Monday, 24 August 2015

Here Goes...

Writing this is a lot harder than I thought it was going to be but I think that it is something that I need to do. Whenever I heard the word 'Arthritis' I associated it with the golden oldie generation. I thought that it was what happened when some people got old and their bones started to turn to shit.
So, to be told when you are 19 that you have arthritis and realise that you have had it for a few years undiagnosed it comes as a shock.
I have been self conscious about my hands ever since I can remember, my fingers have always been a bit sausage-esque and swollen and I hated my rashes I would get but I was always told was just eczema. I would constantly go to the doctors to ask for help and I was met with various creams ranging from moisturisers to that of steroid. When it came to my swollen fingers I was told to lose weight and drink more water and then it would go away but it was only when I found I had constant chronic pain in my hands and feet that I was taken seriously.

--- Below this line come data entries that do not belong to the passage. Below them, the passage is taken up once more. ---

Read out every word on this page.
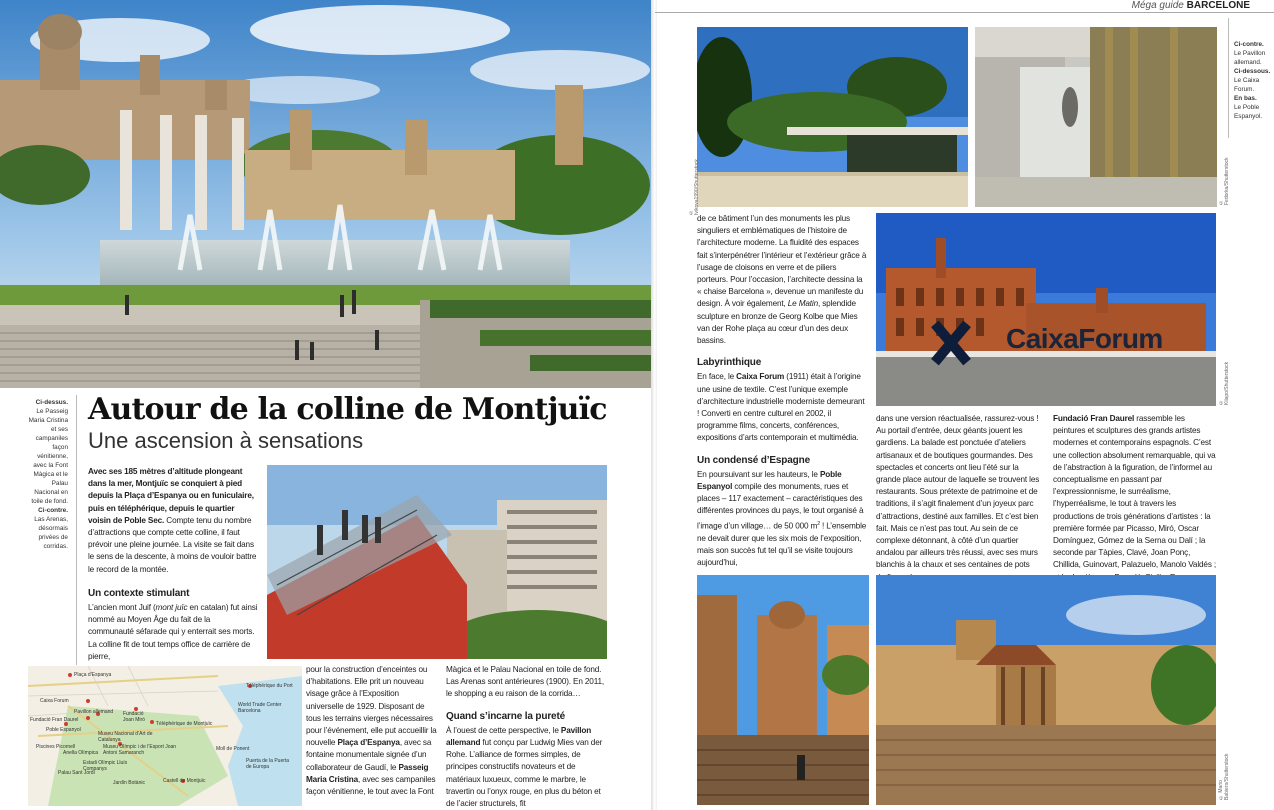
Ci-dessus.
Le Passeig Maria Cristina et ses campaniles façon vénitienne, avec la Font Màgica et le Palau Nacional en toile de fond.
Ci-contre.
Las Arenas, désormais privées de corridas.
Autour de la colline de Montjuïc
Une ascension à sensations

Avec ses 185 mètres d’altitude plongeant dans la mer, Montjuïc se conquiert à pied depuis la Plaça d’Espanya ou en funiculaire, puis en téléphérique, depuis le quartier voisin de Poble Sec. Compte tenu du nombre d’attractions que compte cette colline, il faut prévoir une pleine journée. La visite se fait dans le sens de la descente, à moins de vouloir battre le record de la montée.

Un contexte stimulant

L’ancien mont Juif (mont juïc en catalan) fut ainsi nommé au Moyen Âge du fait de la communauté séfarade qui y enterrait ses morts. La colline fit de tout temps office de carrière de pierre,

Plaça d’Espanya
Caixa Forum
Pavillon allemand
Fundació Fran Daurel
Poble Espanyol
Fundació Joan Miró
Téléphérique de Montjuïc
Téléphérique du Port
World Trade Center Barcelona
Museu Nacional d’Art de Catalunya
Piscines Picornell
Anella Olímpica
Museu Olímpic i de l’Esport Joan Antoni Samaranch
Estadi Olímpic Lluís Companys
Palau Sant Jordi
Jardín Botànic	Castell de Montjuïc
Moll de Ponent
Puerta de la Puerta de Europa

pour la construction d’enceintes ou d’habitations. Elle prit un nouveau visage grâce à l’Exposition universelle de 1929. Disposant de tous les terrains vierges nécessaires pour l’événement, elle put accueillir la nouvelle Plaça d’Espanya, avec sa fontaine monumentale signée d’un collaborateur de Gaudí, le Passeig Maria Cristina, avec ses campaniles façon vénitienne, le tout avec la Font

Màgica et le Palau Nacional en toile de fond. Las Arenas sont antérieures (1900). En 2011, le shopping a eu raison de la corrida…

Quand s’incarne la pureté

À l’ouest de cette perspective, le Pavillon allemand fut conçu par Ludwig Mies van der Rohe. L’alliance de formes simples, de principes constructifs novateurs et de matériaux luxueux, comme le marbre, le travertin ou l’onyx rouge, en plus du béton et de l’acier structurels, fit

Méga guide BARCELONE
© Ivikova1990/Shutterstock	© Fedorka/Shutterstock
Ci-contre.
Le Pavillon allemand.
Ci-dessous.
Le Caixa Forum.
En bas.
Le Poble Espanyol.

de ce bâtiment l’un des monuments les plus singuliers et emblématiques de l’histoire de l’architecture moderne. La fluidité des espaces fait s’interpénétrer l’intérieur et l’extérieur grâce à l’usage de cloisons en verre et de piliers porteurs. Pour l’occasion, l’architecte dessina la « chaise Barcelona », devenue un manifeste du design. À voir également, Le Matin, splendide sculpture en bronze de Georg Kolbe que Mies van der Rohe plaça au cœur d’un des deux bassins.

Labyrinthique

En face, le Caixa Forum (1911) était à l’origine une usine de textile. C’est l’unique exemple d’architecture industrielle moderniste demeurant ! Converti en centre culturel en 2002, il programme films, concerts, conférences, expositions d’arts contemporain et multimédia.

Un condensé d’Espagne

En poursuivant sur les hauteurs, le Poble Espanyol compile des monuments, rues et places – 117 exactement – caractéristiques des différentes provinces du pays, le tout organisé à l’image d’un village… de 50 000 $m^2$ ! L’ensemble ne devait durer que les six mois de l’exposition, mais son succès fut tel qu’il se visite toujours aujourd’hui,

CaixaForum
© Kilapo/Shutterstock

dans une version réactualisée, rassurez-vous ! Au portail d’entrée, deux géants jouent les gardiens. La balade est ponctuée d’ateliers artisanaux et de boutiques gourmandes. Des spectacles et concerts ont lieu l’été sur la grande place autour de laquelle se trouvent les restaurants. Sous prétexte de patrimoine et de traditions, il s’agit finalement d’un joyeux parc d’attractions, destiné aux familles. Et c’est bien fait. Mais ce n’est pas tout. Au sein de ce complexe détonnant, à côté d’un quartier andalou par ailleurs très réussi, avec ses murs blanchis à la chaux et ses centaines de pots

Fundació Fran Daurel rassemble les peintures et sculptures des grands artistes modernes et contemporains espagnols. C’est une collection absolument remarquable, qui va de l’abstraction à la figuration, de l’informel au conceptualisme en passant par l’expressionnisme, le surréalisme, l’hyperréalisme, le tout à travers les productions de trois générations d’artistes : la première formée par Picasso, Miró, Oscar Domínguez, Gómez de la Serna ou Dalí ; la seconde par Tàpies, Clavé, Joan Ponç, Chillida, Guinovart, Palazuelo, Manolo Valdés ;

© Mario Babiero/Shutterstock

I'm still not sure exactly why I have decided to write this blog and what its purpose will be, that is something which I assume will become clear as I write. I guess  no matter how angry and upset I am about being ill, I am so happy that I pushed to find out what was wrong instead of sitting around and ignoring the problem and potentially leaving my hands to become so mangled that I would struggle to use them. I guess making young people more aware of arthritis and that it can affect anyone is the aim. To be honest I think it will make the whole process easier for me if I have this outlet and can talk to those who are going through the same thing.
The whole process can be terrifying in the space of less than a month I went from being a normal 19 year old to being poked and prodded having shit loads of information unloaded onto me, with a very short amount of time to process it. A month bombarded with MRI scans, feet hands and chest x-rays, blood tests every two weeks and various immunisations to stop me from getting ill.
If anyone is reading this and finds themselves in the same position as me and wants someone to talk to feel free to contact me or look at the list of various websites and groups that I put links up to that I have found useful.
I am still getting used to using this and working out what I am going to do but I will try and post as much as I  can, as often as I can about what is going on and the various trials and tribulations of living inside a body which is attacking itself.